Now the answer to last week's woodworking quiz - which is the indispensable tool?
No prizes offered for the obvious answer - the iPod. For the curious, the iPod is currently loaded with: Bach's Goldberg Variations; a collection of podcasts, including The Guardian Books podcast; The Guardian Daily; In Our Time with Melvyn Bragg (this week: "The Discovery of Radiation"); the Macworld podcast (Office vs. iWork); Mark Kermode and Simon Mayo's film reviews from the BBC (2012, "absolute rubbish") and Football Weekly (actually twice a week). Most of the iPod's space is taken up with an old standby - the complete Lord of the Rings, which I know so well as to relieve me of any need to pay close attention to all the words. After all, I do need to sometimes think about what I'm doing with all these potentially lethal tools when they're about to engage with some vital piece of wood.

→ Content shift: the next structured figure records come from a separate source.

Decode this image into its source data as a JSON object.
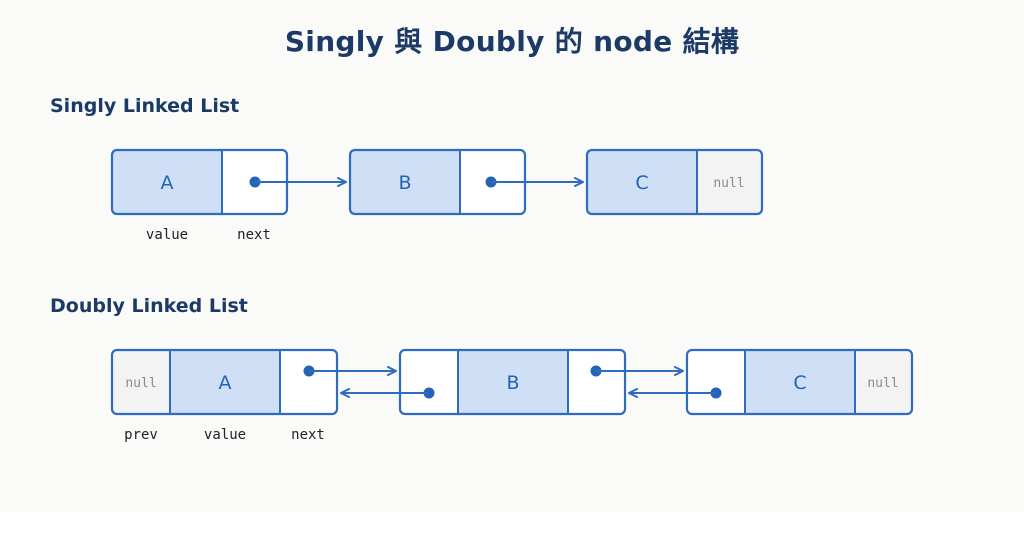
{
  "title": "Singly 與 Doubly 的 node 結構",
  "singly": {
    "heading": "Singly Linked List",
    "nodes": [
      {
        "value": "A",
        "next": "pointer"
      },
      {
        "value": "B",
        "next": "pointer"
      },
      {
        "value": "C",
        "next": "null"
      }
    ],
    "field_labels": {
      "value": "value",
      "next": "next"
    }
  },
  "doubly": {
    "heading": "Doubly Linked List",
    "nodes": [
      {
        "prev": "null",
        "value": "A",
        "next": "pointer"
      },
      {
        "prev": "pointer",
        "value": "B",
        "next": "pointer"
      },
      {
        "prev": "pointer",
        "value": "C",
        "next": "null"
      }
    ],
    "field_labels": {
      "prev": "prev",
      "value": "value",
      "next": "next"
    }
  },
  "null_text": "null",
  "colors": {
    "stroke": "#2f6cc0",
    "value_fill": "#cfdff5",
    "pointer_fill": "#ffffff",
    "null_fill": "#f3f3f3",
    "pointer_dot": "#2563b5",
    "title_text": "#1c3a66"
  }
}
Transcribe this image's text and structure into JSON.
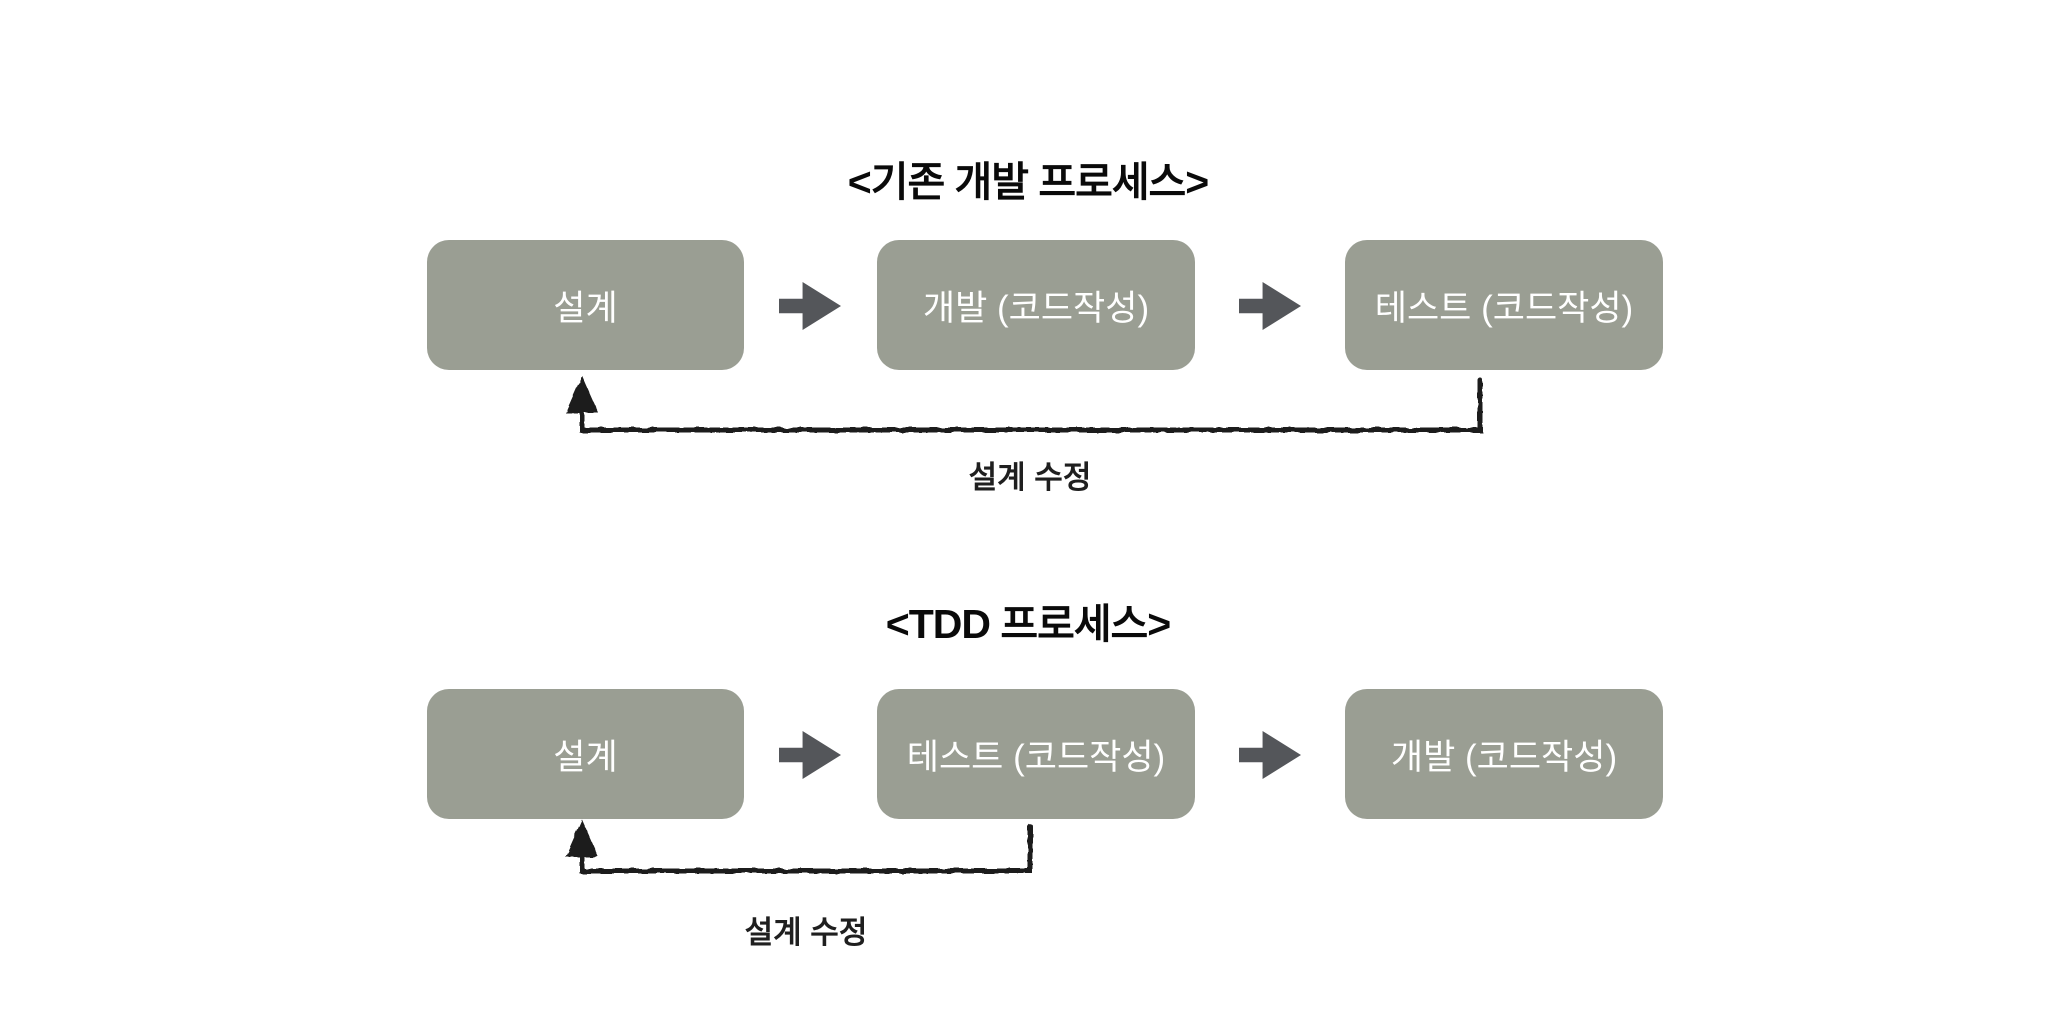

I've been asked several times how I can concentrate on what I'm doing if I'm listening to Patrick O'Brien or "The Last Chronicle of Barset". Paradoxically, the answer is that audiobooks - of a certain kind - often seem to increase concentration, rather than diminish it; why this should be, I'm not sure. Somehow they damp down the trivial and annoying brain-chatter that inevitably accompanies repetitive tasks, making it easier to do things like sanding, finishing, repeat machining operations and the like. Naturally, when it comes to something requiring serious thought and problem solving, the pod is turned off.
Finally, here's a picture of my newest assistant, John, who popped over this afternoon (braving the downpour) and cheerfully vacuumed under the work bench:
I asked him abut the sunglasses. He told me that they kept his eyes from getting wet in the rain.